Rétrospectivement, ceci a peu d’intérêt mais je ne l’ai jamais raconté alors que je parle de tout dans les blogs et cela me parait important, maintenant, de mieux expliquer mon cheminement vers mon militantisme de claviers. Après une bonne quinzaine d’années de développements informatiques, d’abord à titre personnel, dès mes 13 ans, puis professionnel, je m’étais retrouvé, en 1995, vers des missions plus fonctionnelles. Vers 2004 et 2005, j’avais décidé de m’intéresser à nouveau à la technologie pour ne pas être totalement has been. J’ai donc monté des sites web. J’avais comme principal support la généalogie familiale et les textes que je pondais, relatifs au boursicotage pour les particuliers et à la politique. Je m’intéressais au web 2.0, aux blogs et à tous ces machins. J’avais donc un blog personnel, hébergé par Orange,  surtout parce qu’on mon opérateur m’a dit, un jour : voulez-vous créer un blog ? Mais, ça, je l’ai déjà raconté.

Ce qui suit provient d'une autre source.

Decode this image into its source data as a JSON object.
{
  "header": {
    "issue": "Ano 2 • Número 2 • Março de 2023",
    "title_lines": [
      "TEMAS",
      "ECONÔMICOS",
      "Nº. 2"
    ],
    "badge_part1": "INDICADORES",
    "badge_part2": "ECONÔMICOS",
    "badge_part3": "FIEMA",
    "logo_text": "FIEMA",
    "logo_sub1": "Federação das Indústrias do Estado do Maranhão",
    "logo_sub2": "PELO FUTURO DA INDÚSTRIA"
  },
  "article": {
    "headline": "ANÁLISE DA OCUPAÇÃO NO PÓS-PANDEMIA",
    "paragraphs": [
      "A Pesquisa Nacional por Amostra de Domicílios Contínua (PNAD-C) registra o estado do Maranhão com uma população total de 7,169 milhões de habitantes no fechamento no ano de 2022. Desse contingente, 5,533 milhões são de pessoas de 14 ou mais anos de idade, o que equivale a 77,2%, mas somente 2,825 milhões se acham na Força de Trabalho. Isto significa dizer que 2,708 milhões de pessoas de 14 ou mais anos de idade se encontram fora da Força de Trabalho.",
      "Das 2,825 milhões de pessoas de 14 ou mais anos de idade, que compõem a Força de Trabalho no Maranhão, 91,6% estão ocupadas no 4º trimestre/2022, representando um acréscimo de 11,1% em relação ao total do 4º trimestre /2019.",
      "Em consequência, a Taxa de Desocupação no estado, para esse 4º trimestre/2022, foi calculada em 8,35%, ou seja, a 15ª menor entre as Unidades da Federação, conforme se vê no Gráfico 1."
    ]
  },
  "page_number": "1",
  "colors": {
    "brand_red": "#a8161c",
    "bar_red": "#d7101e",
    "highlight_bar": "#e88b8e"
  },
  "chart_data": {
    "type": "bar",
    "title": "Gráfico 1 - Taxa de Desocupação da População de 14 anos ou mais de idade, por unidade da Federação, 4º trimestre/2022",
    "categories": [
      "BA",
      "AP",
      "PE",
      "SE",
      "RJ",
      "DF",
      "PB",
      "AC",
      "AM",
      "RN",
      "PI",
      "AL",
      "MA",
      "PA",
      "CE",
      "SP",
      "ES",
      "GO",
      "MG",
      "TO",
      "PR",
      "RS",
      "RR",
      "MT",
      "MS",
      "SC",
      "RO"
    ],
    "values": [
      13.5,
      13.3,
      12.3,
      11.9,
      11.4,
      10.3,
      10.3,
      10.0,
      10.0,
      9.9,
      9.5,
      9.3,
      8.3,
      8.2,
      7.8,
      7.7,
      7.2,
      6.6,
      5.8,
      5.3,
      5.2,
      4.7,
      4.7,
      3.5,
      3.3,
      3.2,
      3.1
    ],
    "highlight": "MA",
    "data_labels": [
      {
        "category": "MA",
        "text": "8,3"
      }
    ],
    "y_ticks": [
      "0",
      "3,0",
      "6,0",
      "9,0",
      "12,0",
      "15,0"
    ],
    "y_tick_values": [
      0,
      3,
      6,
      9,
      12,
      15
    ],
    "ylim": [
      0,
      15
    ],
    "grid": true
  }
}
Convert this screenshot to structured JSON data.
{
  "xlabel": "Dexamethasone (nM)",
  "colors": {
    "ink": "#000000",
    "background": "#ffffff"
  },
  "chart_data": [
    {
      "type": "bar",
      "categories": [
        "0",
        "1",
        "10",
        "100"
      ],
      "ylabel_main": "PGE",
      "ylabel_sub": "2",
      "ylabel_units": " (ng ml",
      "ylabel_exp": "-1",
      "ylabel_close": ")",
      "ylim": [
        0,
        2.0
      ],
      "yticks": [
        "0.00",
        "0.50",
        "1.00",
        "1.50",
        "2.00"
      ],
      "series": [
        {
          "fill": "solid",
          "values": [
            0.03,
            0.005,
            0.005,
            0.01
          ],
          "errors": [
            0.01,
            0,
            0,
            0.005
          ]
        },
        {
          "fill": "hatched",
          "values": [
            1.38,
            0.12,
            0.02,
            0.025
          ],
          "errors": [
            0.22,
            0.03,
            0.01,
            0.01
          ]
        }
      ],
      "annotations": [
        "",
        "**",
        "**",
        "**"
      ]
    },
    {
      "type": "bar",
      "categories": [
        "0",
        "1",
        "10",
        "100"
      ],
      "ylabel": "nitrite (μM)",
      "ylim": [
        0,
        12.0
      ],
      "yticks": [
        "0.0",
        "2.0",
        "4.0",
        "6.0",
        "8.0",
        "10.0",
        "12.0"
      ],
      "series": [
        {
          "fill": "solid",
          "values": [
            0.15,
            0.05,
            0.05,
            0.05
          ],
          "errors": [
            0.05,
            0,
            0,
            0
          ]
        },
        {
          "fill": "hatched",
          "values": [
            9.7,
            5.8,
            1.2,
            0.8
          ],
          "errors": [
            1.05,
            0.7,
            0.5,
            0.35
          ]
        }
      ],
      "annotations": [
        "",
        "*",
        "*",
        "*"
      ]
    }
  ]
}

Je le suis rendu compte que les blogs étaient le support idéal pour diffuser ma prose et que je me faisais trop chier avec du HTML… A l’époque, il y avait deux types de blogs : ceux où les tauliers géraient eux-mêmes leurs hébergements (la gestion du site weg) via des outils comme Wordpress ou Dotclear et ceux où tout était géré par des boîtes comme over-blog, hautetfort, 20 minutes… et surtout Blogger (appartenant déjà à Google). J’avais créé mes blogs avant de connaître ces subtilités. Celui sur Orange ne m’allait plus. J’avais donc cherché « Créer un blog » dans Google et j’étais évidemment tombé sur Blogger.

 

La blogosphère était un peu fracturée entre les deux catégories de blogueurs. Il y avait d’un côté les puristes qui se vantaient de manier des outils de téléchargement, des CSS et des trucs comme ça et les autres qui ne faisaient que déconner en écrivant tout en utilisant tel ou tel gadget proposé par l’hébergeur. Mon bagage professionnel aidant, je suis devenu une sorte d’expert de l’utilisation de Blogger et divulguait des conseils sur un blog. En d’autres termes, il y avait ceux qui parlaient des flux RSS, ceux, comme moi, qui savaient ce que c’est et les autres.

 


A cette époque de balbutiement de Facebook et Twitter, les blogs intriguaient la presse et les spécialistes de la communication (normal, les premiers blogueurs étaient des communicants) et tout le monde s’imaginait que c’était l’outil d’avenir ! 20 minutes, dont je parlais, a été un des premiers organes de presse à ouvrir une plateforme de blog grand public, les autres journaux avaient des outils plus confidentiels. Les services autour des blogs ont prospéré, dont ceux avec lesquels j’ai beaucoup joué et qui sortaient des classements. Ils avaient aussi le mérite de fournir des annuaires de blogs ce qui a fait qu’on a pu facilement en connaître de nouveaux sans avoir à dérouler les bloguerolles. Mon blog a connu une certaine gloire et a rendu d’autres types jaloux car ils n’avaient rien compris aux mécanismes. S’opposaient à moi (et à mes potes) ceux qui pensaient rédiger bien et ceux qui pensaient avoir la meilleure analyse alors que nous ne pensions qu’à rigoler. J’avais aussi un langage qui poussait un peu à la provocation, parlant de nègres et de pédés au lieu de racisés et de gays, ce qui a donné beaucoup d’arguments aux andouilles pour me taper dessus, d’autant que je parlais beaucoup de bistro. Ma réputation était faite : gros con, beauf, homophobe, raciste, ivrogne… 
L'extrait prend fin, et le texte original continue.